Thursday, November 16, 2017

France Will Replace US Funding for UN Climate Science Panel, Says Macron

French president said Europe must step into the leadership role the US had abandoned, while Angela Merkel struggled with Germany’s political uncertainty.


Presidents Emmanuel Macron and Donald Trump (Photo Credit: Dominique Pineiro/Joint Chiefs) Click to Enlarge.
French president Emmanuel Macron sent a pulse of excitement racing through the Bonn climate summit with a speech seizing the mantle of climate leadership from the now absent, US.

In an address to a conference charged with writing the rules of the deal struck in Paris in 2015, Macron promised to replace every cent of $2m of funding withdrawn by the US from the UN’s Intergovernmental Panel on Climate Change (IPCC).

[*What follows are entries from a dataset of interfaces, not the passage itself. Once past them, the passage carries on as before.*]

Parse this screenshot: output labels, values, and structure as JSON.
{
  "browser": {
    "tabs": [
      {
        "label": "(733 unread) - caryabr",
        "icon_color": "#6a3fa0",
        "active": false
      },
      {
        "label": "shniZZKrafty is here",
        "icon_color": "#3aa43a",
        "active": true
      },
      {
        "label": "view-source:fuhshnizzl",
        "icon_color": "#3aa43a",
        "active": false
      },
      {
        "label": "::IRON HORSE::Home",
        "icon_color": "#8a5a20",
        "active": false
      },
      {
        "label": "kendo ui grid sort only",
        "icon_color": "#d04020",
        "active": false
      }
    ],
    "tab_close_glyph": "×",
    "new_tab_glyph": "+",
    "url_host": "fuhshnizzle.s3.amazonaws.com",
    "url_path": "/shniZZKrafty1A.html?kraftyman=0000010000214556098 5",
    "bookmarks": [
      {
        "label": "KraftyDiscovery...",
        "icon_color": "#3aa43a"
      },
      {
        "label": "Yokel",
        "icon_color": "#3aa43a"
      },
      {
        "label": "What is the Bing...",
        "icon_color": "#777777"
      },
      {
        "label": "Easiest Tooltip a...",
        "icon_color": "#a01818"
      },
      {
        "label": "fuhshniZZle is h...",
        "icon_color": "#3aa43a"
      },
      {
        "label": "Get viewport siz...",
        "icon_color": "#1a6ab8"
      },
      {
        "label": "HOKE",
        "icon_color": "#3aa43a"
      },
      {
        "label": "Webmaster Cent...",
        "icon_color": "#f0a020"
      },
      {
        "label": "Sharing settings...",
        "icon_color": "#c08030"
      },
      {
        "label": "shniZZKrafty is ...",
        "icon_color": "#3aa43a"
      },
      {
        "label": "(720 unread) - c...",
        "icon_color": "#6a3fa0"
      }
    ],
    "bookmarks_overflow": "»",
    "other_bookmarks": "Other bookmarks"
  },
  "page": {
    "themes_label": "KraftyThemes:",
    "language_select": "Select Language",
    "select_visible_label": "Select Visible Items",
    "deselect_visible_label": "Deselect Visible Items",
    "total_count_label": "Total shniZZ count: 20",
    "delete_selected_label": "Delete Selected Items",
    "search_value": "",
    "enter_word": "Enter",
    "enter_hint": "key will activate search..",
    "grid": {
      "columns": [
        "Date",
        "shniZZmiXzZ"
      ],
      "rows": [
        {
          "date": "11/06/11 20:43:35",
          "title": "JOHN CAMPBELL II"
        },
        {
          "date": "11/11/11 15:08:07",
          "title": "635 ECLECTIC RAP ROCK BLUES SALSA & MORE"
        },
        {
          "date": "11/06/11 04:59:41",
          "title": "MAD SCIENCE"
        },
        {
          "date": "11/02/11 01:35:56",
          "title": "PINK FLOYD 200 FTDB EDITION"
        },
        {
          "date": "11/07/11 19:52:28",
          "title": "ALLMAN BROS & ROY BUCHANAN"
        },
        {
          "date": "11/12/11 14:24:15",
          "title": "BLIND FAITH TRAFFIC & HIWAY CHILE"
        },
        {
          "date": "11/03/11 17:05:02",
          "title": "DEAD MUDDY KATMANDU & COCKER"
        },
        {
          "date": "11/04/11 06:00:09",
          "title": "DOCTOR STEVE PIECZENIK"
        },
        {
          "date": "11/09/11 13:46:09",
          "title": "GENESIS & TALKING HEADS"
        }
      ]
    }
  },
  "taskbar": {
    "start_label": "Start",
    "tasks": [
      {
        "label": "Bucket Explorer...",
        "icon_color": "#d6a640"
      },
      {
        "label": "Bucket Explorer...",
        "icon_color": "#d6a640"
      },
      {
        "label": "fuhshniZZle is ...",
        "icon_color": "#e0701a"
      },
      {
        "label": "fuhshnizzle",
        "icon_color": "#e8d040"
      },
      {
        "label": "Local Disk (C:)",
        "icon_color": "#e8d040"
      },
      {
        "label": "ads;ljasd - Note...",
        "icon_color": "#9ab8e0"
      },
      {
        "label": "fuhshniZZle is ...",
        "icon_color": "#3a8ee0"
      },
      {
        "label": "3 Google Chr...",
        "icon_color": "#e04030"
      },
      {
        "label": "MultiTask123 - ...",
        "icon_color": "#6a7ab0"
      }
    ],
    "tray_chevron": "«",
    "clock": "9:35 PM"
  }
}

The president also called for a border tax to protect EU industry against parties that do not share its climate goals, and promised efforts to haul EU carbon prices up to €30 per tonne.

His speech followed a cautious address by the summit’s co-host, the German chancellor, Angela Merkel, which Green MPs involved in coalition talks said cast new doubts on the prospect of a governmental pact.

Macron by contrast was bold.  On the IPCC, he said:  “We need scientific information which is constantly nourished to ensure clear decision making.  The IPCC is one of the major components of this work.”